'Who'll look after them when I die?'

'Who'll look after them when I die?'

Last week, the Ministry of Social and Family Development announced a pilot programme in Parliament where multiple agencies would work together to give specific help to vulnerable families.

For sole breadwinner Lai Peng Nan, however, being able to get food and medicine may not be enough to ease his worries.

Mr Lai gets help, such as monthly food packages, from various welfare groups. His family also gets public assistance.

But finances are not his only worry. He can afford to live, he told The New Paper, but not to die.

His wife, 75, daughter, 55 and son, 52 are mentally disabled.

Mr Lai has another son who works as a labourer, but he has a family to feed in Batam. His two other daughters committed suicide 10 years ago.

He said: "Luckily, I'm still healthy for my age, but who'll look after them (his family members) when I die?"

Taking care of them is not easy.

When TNP caught up with him recently, he was heading home with a spring in his step.

The plastic bag the 82-year-old was holding was bursting with the spoils of the day - five discarded aluminium pot lids. Mere trash in other people's eyes, but they were worth far more to Mr Lai.

He said in a mixture of Mandarin and Teochew: "Do you know how expensive aluminium is?"

When sold to the karung guni man, the lids would fetch $2 or $3, he estimated.

That meant a boost to a monthly income ranging from a few dollars to hundreds of dollars.

Madam Tay, Mr Lai's wife, scuttles into the bedroom whenever visitors arrive. Mr Lai said: "She doesn't like people seeing her in this state. She used to be okay, but now she stays at home and doesn't like to go out."

It was only when The New Paper left the three-room flat in Serangoon that she re-appeared.

DISAPPEARANCES

Meanwhile, Mr Lai has become used to his younger son's occasional disappearances.
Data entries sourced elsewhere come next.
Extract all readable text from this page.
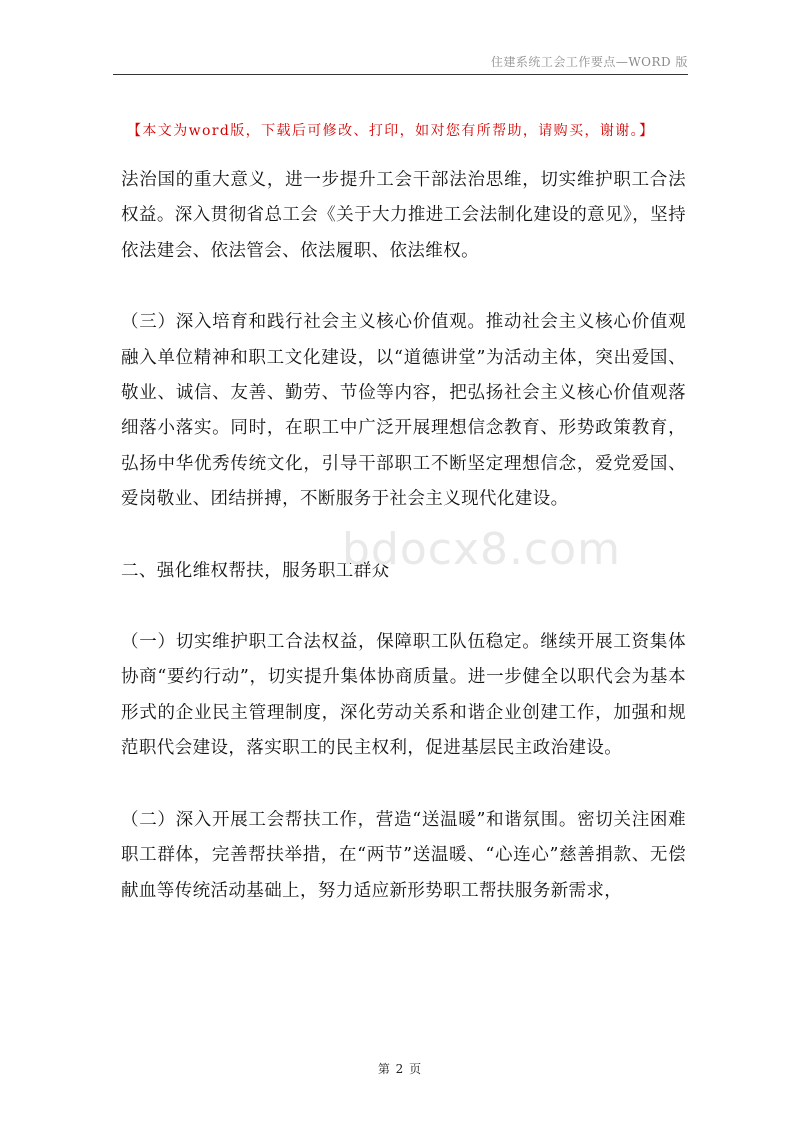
住建系统工会工作要点—WORD 版
【本文为word版，下载后可修改、打印，如对您有所帮助，请购买，谢谢。】

法治国的重大意义，进一步提升工会干部法治思维，切实维护职工合法权益。深入贯彻省总工会《关于大力推进工会法制化建设的意见》，坚持依法建会、依法管会、依法履职、依法维权。

（三）深入培育和践行社会主义核心价值观。推动社会主义核心价值观融入单位精神和职工文化建设，以“道德讲堂”为活动主体，突出爱国、敬业、诚信、友善、勤劳、节俭等内容，把弘扬社会主义核心价值观落细落小落实。同时，在职工中广泛开展理想信念教育、形势政策教育，弘扬中华优秀传统文化，引导干部职工不断坚定理想信念，爱党爱国、爱岗敬业、团结拼搏，不断服务于社会主义现代化建设。

二、强化维权帮扶，服务职工群众

（一）切实维护职工合法权益，保障职工队伍稳定。继续开展工资集体协商“要约行动”，切实提升集体协商质量。进一步健全以职代会为基本形式的企业民主管理制度，深化劳动关系和谐企业创建工作，加强和规范职代会建设，落实职工的民主权利，促进基层民主政治建设。

（二）深入开展工会帮扶工作，营造“送温暖”和谐氛围。密切关注困难职工群体，完善帮扶举措，在“两节”送温暖、“心连心”慈善捐款、无偿献血等传统活动基础上，努力适应新形势职工帮扶服务新需求，

bdocx8.com
第 2 页
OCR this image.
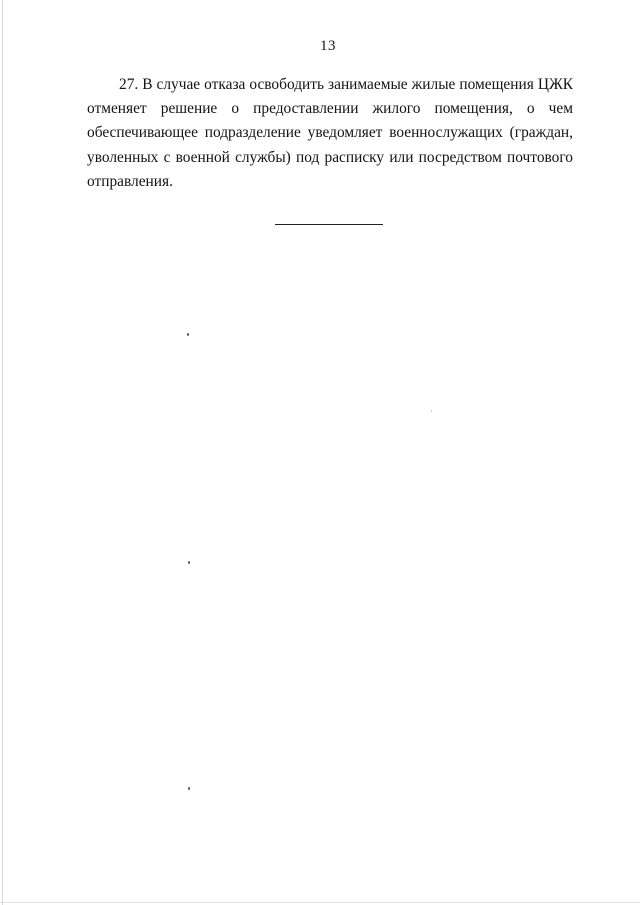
13

27. В случае отказа освободить занимаемые жилые помещения ЦЖК отменяет решение о предоставлении жилого помещения, о чем обеспечивающее подразделение уведомляет военнослужащих (граждан, уволенных с военной службы) под расписку или посредством почтового отправления.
"Last year, he went missing seven or eight times and didn't come home for a few nights," Mr Lai recounted.

"Maybe he was lost and forgot how to find his way back."

Neighbours said the younger Mr Lai would urinate at the corridor and staircase landing. He also sleeps at the corridor. Knowing the family's situation, many neighbours take the inconvenience in their stride.
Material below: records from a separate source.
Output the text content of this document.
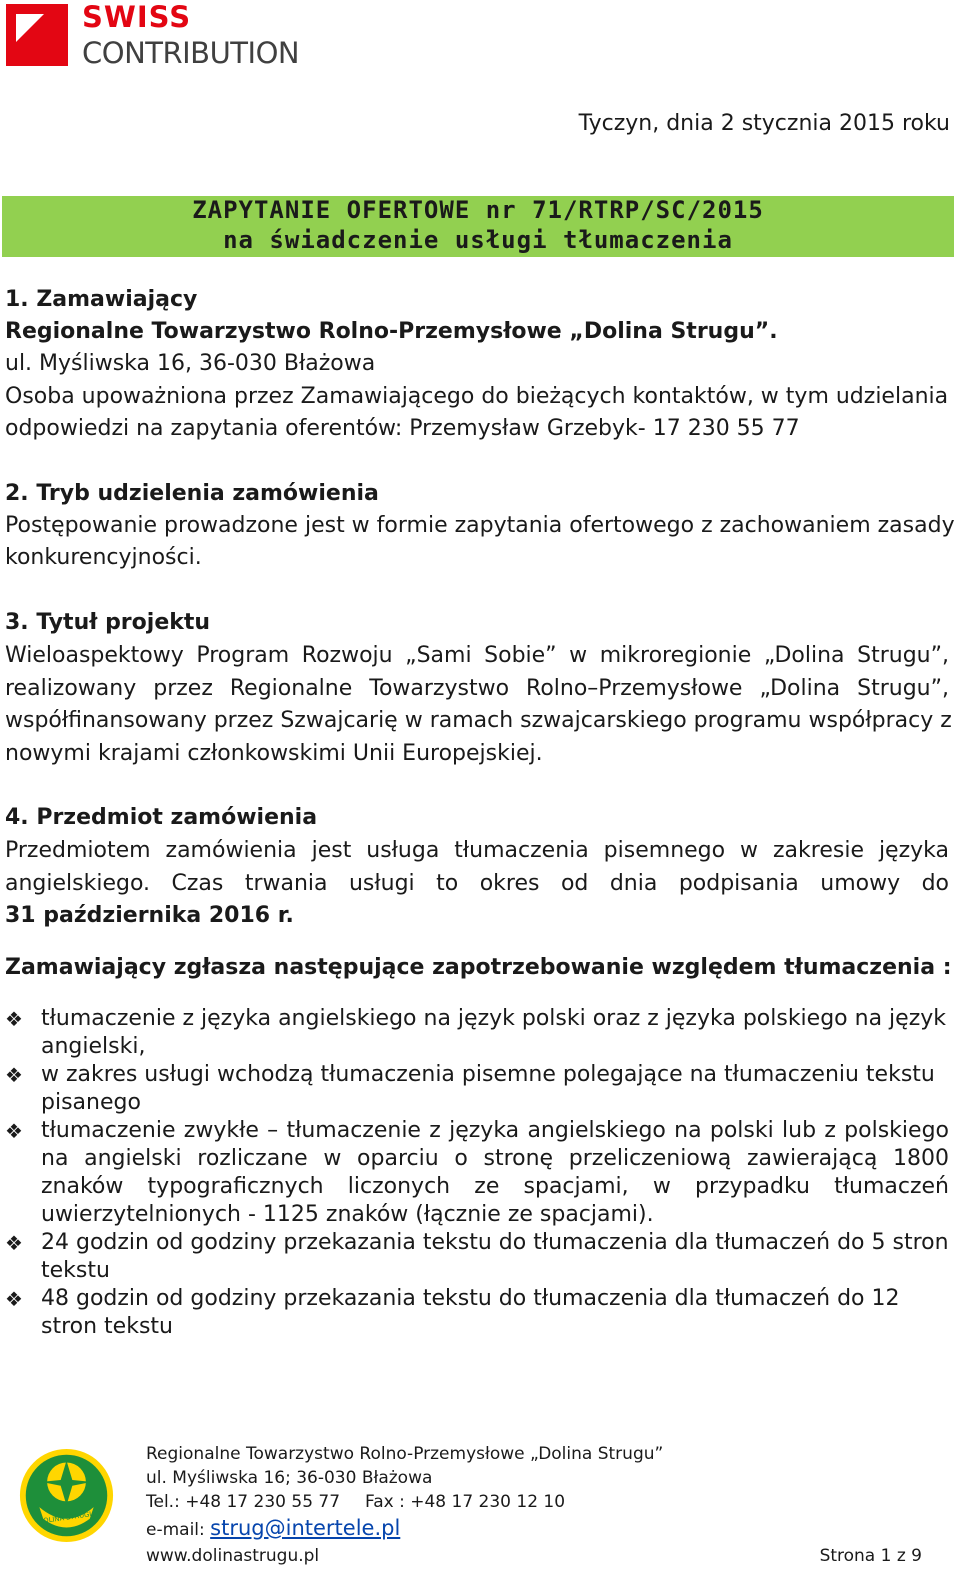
SWISS
CONTRIBUTION
Tyczyn, dnia 2 stycznia 2015 roku
ZAPYTANIE OFERTOWE nr 71/RTRP/SC/2015
na świadczenie usługi tłumaczenia
1. Zamawiający
Regionalne Towarzystwo Rolno-Przemysłowe „Dolina Strugu”.
ul. Myśliwska 16, 36-030 Błażowa
Osoba upoważniona przez Zamawiającego do bieżących kontaktów, w tym udzielania
odpowiedzi na zapytania oferentów: Przemysław Grzebyk- 17 230 55 77
2. Tryb udzielenia zamówienia
Postępowanie prowadzone jest w formie zapytania ofertowego z zachowaniem zasady
konkurencyjności.
3. Tytuł projektu
Wieloaspektowy Program Rozwoju „Sami Sobie” w mikroregionie „Dolina Strugu”,
realizowany przez Regionalne Towarzystwo Rolno–Przemysłowe „Dolina Strugu”,
współfinansowany przez Szwajcarię w ramach szwajcarskiego programu współpracy z
nowymi krajami członkowskimi Unii Europejskiej.
4. Przedmiot zamówienia
Przedmiotem zamówienia jest usługa tłumaczenia pisemnego w zakresie języka
angielskiego. Czas trwania usługi to okres od dnia podpisania umowy do
31 października 2016 r.
Zamawiający zgłasza następujące zapotrzebowanie względem tłumaczenia :
❖ tłumaczenie z języka angielskiego na język polski oraz z języka polskiego na język angielski,
❖ w zakres usługi wchodzą tłumaczenia pisemne polegające na tłumaczeniu tekstu pisanego
❖ tłumaczenie zwykłe – tłumaczenie z języka angielskiego na polski lub z polskiego na angielski rozliczane w oparciu o stronę przeliczeniową zawierającą 1800 znaków typograficznych liczonych ze spacjami, w przypadku tłumaczeń uwierzytelnionych - 1125 znaków (łącznie ze spacjami).
❖ 24 godzin od godziny przekazania tekstu do tłumaczenia dla tłumaczeń do 5 stron tekstu
❖ 48 godzin od godziny przekazania tekstu do tłumaczenia dla tłumaczeń do 12 stron tekstu
DOLINA STRUGU
Regionalne Towarzystwo Rolno-Przemysłowe „Dolina Strugu”
ul. Myśliwska 16; 36-030 Błażowa
Tel.: +48 17 230 55 77 Fax : +48 17 230 12 10
e-mail: strug@intertele.pl
www.dolinastrugu.pl	Strona 1 z 9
Grassroots volunteers said the younger Mr Lai had been arrested previously for stripping and urinating in public. On several occasions, the police had to bring him home.
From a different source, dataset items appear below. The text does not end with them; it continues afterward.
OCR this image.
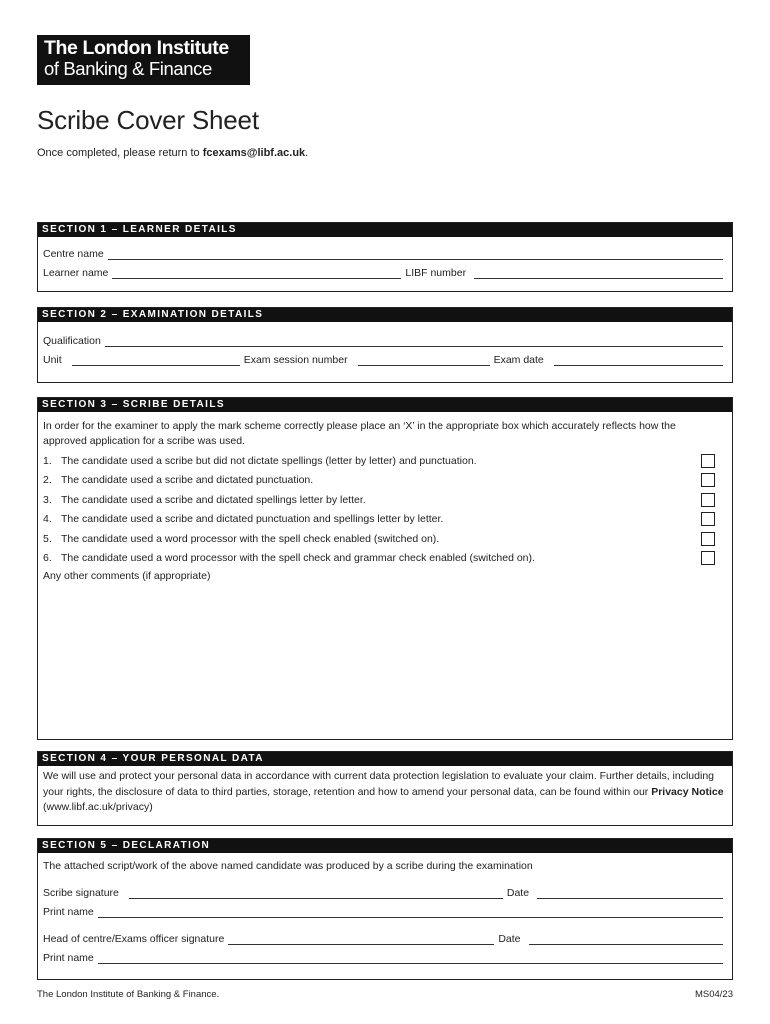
The London Institute
of Banking & Finance
Scribe Cover Sheet
Once completed, please return to fcexams@libf.ac.uk.
SECTION 1 – LEARNER DETAILS
Centre name
Learner name	LIBF number
SECTION 2 – EXAMINATION DETAILS
Qualification
Unit	Exam session number	Exam date
SECTION 3 – SCRIBE DETAILS
In order for the examiner to apply the mark scheme correctly please place an ‘X’ in the appropriate box which accurately reflects how the approved application for a scribe was used.
1. The candidate used a scribe but did not dictate spellings (letter by letter) and punctuation.
2. The candidate used a scribe and dictated punctuation.
3. The candidate used a scribe and dictated spellings letter by letter.
4. The candidate used a scribe and dictated punctuation and spellings letter by letter.
5. The candidate used a word processor with the spell check enabled (switched on).
6. The candidate used a word processor with the spell check and grammar check enabled (switched on).
Any other comments (if appropriate)
SECTION 4 – YOUR PERSONAL DATA
We will use and protect your personal data in accordance with current data protection legislation to evaluate your claim. Further details, including your rights, the disclosure of data to third parties, storage, retention and how to amend your personal data, can be found within our Privacy Notice (www.libf.ac.uk/privacy)
SECTION 5 – DECLARATION
The attached script/work of the above named candidate was produced by a scribe during the examination
Scribe signature	Date
Print name
Head of centre/Exams officer signature	Date
Print name
The London Institute of Banking & Finance.	MS04/23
He was not always like this. Mr Lai said his son grew up normal, but "lost his job, got dumped, couldn't take it and ended up like this".

TNP understands that Family Service Centre staff have been helping the son since 2000.

The younger Mr Lai visits the centre regularly for counselling and support.

Mr Lai declined to talk about his daughter, except to say that she hides in her room.

Aside from worrying about what will happen to them after he is gone, Mr Lai also frets about whether his family will be able to continue living together.

A counsellor with 15 years' experience said the state is likely to intervene only if there is no living next-of-kin. If that is the case, "the family members would likely be sent to homes".

The Ministry of Social and Family Development said that social workers "will work with (the) dependents and various agencies to provide alternative care arrangements". Institutionalisation is a last resort.

The suicides of Mr Lai's daughters more than 10 years ago still haunt him.

A neighbour, who wanted to be known only as Madam Ang, 80, saw one daughter's body at the void deck.

She recalled: "There was a canvas sheet covering her. The parents were standing there silently. There were no tears, no sound, no reaction."

Madam Ang's relative, who declined to be named, said: "Maybe they have no more tears left."